The vibrant Day-Glo colours here recall the vibrant and shocking palette of Warhol’s earliest Marilyns where he had deliberately chosen lurid, conflicting hues to transcend the humanity of the recently deceased star. Executed at the creative peak of his late career, the present work belongs to the artist’s retrospective Reversal Series, so called because of the negative, ghostlike impressions created by reversing the silkscreen process. As David Bourdon explained: “Warhol’s Reversals recapitulate his portraits of famous faces…but with the tonal values reversed. As if the spectator were looking at photographic negatives, highlighted faces have gone dark while former shadows now rush forward in electric hues. The reversed Marilyns, especially, have a lurid otherworldly glow, as if illuminated by internal footlights.” (David Bourdon, Warhol, New York, 1989, p. 378) Here Warhol returns to the best known of all his motifs, reincarnating the image of Marilyn which had gained him widespread fame twenty years earlier. Enveloping the film star’s features in a mysterious, nocturnal veil, he dramatically transforms her pouting visage into a swirling kaleidoscope of electric blues and oranges which invigorate the subject with fresh life and meaning.
Four Multicoloured Marilyns (Reversal Series) exposes the natural evolution that underscored Warhol’s Pop conquest and importantly shows him to be a tireless innovator. In the Reversal Series, he returns to the same questions raised in his original Marilyns with self-referential vigour. Here he is not just scrutinising issues of authorship, authenticity and artistic value but also the legitimacy his own artistic code.
In recycling this ‘signature’ motif in a novel and unexplored context, the result is a striking combination of old and new that demonstrates that by the late 1970s Warhol’s image of Marilyn had now become more famous than Marilyn herself.
Obsessed with the imperfections he perceived in his own appearance, from the outset Warhol had plundered instantly recognisable, glamorous images from the pantheon of modern celebrity to challenge conventional notions of originality and beauty in art. These readily available, ‘Low’ art sources to which he was drawn owed nothing to the traditional artistic practice but rather originated from the utopia of consumerism and popular culture. In doing this, Warhol questioned the validity of ‘high’ art expectations, for after all, what was more beautiful than Marilyn Monroe? And why should a picture of her be considered any less worthy of appreciation or artistic merit than one of Isabella D’Este, Madame de Pompadour or an anonymous woman with an enigmatic smile?
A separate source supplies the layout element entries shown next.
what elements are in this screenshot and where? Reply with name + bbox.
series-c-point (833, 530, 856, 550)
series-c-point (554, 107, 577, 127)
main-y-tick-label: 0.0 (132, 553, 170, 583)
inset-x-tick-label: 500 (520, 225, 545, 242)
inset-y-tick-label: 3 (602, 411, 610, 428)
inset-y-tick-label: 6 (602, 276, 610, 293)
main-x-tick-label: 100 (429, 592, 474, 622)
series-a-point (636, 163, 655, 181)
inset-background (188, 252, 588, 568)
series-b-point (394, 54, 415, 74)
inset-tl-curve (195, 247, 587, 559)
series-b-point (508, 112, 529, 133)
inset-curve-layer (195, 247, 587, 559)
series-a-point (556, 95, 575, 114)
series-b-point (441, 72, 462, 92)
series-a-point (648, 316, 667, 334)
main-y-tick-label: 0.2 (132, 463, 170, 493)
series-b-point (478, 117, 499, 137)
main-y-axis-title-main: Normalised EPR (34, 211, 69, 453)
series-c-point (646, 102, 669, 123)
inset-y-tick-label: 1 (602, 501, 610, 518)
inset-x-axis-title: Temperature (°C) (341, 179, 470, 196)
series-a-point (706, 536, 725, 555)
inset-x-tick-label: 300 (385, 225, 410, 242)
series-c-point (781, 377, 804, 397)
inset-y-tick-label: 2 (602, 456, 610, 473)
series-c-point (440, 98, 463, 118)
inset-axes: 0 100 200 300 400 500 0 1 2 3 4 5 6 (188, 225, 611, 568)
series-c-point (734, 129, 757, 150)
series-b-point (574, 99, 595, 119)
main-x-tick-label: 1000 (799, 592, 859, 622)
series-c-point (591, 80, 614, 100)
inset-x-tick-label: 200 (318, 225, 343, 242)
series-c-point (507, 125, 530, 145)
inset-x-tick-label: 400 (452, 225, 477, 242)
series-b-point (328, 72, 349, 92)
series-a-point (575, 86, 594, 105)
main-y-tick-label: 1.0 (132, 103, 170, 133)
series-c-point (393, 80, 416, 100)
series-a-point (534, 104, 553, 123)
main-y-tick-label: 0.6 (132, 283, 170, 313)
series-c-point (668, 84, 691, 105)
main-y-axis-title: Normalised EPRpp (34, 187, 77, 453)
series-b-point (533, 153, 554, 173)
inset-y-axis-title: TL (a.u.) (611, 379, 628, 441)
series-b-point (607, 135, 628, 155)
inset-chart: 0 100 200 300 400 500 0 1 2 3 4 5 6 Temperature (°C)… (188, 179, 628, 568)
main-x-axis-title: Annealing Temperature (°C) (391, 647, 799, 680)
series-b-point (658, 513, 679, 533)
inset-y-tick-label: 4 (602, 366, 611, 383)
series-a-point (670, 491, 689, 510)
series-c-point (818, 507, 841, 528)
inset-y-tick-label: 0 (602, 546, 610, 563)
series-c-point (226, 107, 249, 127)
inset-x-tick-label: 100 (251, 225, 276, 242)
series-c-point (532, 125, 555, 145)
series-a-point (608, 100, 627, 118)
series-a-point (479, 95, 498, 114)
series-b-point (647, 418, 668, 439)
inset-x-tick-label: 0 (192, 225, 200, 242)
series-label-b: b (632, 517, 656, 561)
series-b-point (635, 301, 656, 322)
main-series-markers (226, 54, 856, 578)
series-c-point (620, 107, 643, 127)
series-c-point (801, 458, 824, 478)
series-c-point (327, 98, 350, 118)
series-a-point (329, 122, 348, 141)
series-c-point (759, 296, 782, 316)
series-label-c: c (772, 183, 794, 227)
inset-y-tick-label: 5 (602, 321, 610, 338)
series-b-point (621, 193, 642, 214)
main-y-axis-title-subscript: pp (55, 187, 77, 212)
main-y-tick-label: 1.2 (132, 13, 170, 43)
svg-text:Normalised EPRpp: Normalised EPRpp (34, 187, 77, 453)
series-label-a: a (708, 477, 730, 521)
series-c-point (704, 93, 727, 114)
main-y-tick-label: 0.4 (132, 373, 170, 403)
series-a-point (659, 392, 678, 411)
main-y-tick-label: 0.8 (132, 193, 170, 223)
In Marilyn Monroe however, Warhol found a momento mori which could unite the obsessions driving his career: glamour, beauty and death. As a star of the silver screen and the definitive international sex symbol of her era, Marilyn epitomised the fame and glamour of celebrity that Warhol craved.
Warhol’s pictures of Marilyn, Jackie and Liz have been described as modern-age Madonnas, and like Botticelli’s Venus and Leonardo’s Lady With an Ermine, they are portraits radiating the essence of feminine beauty. “They are not photographs of public stars but…icons of our time. They are, in essence, holy.” (Peter Brant in Exhibition Catalogue, New York, C&M Arts, Women of Warhol, Marilyn, Liz & Jackie, 2000, p. 3) Four Multicoloured Marilyns (Reversal Series) is a post-modern icon and a stunning testament to the innovative effects Warhol achieved in this radical departure late in his career. It has often been said that Warhol made fame famous, and if we accept this as true, by choosing his own legendary image of Marilyn as an icon of celebrity in itself, the Marilyn Reversals become metaphorical self-portraits laying claim to the value and history of his own artistic legacy.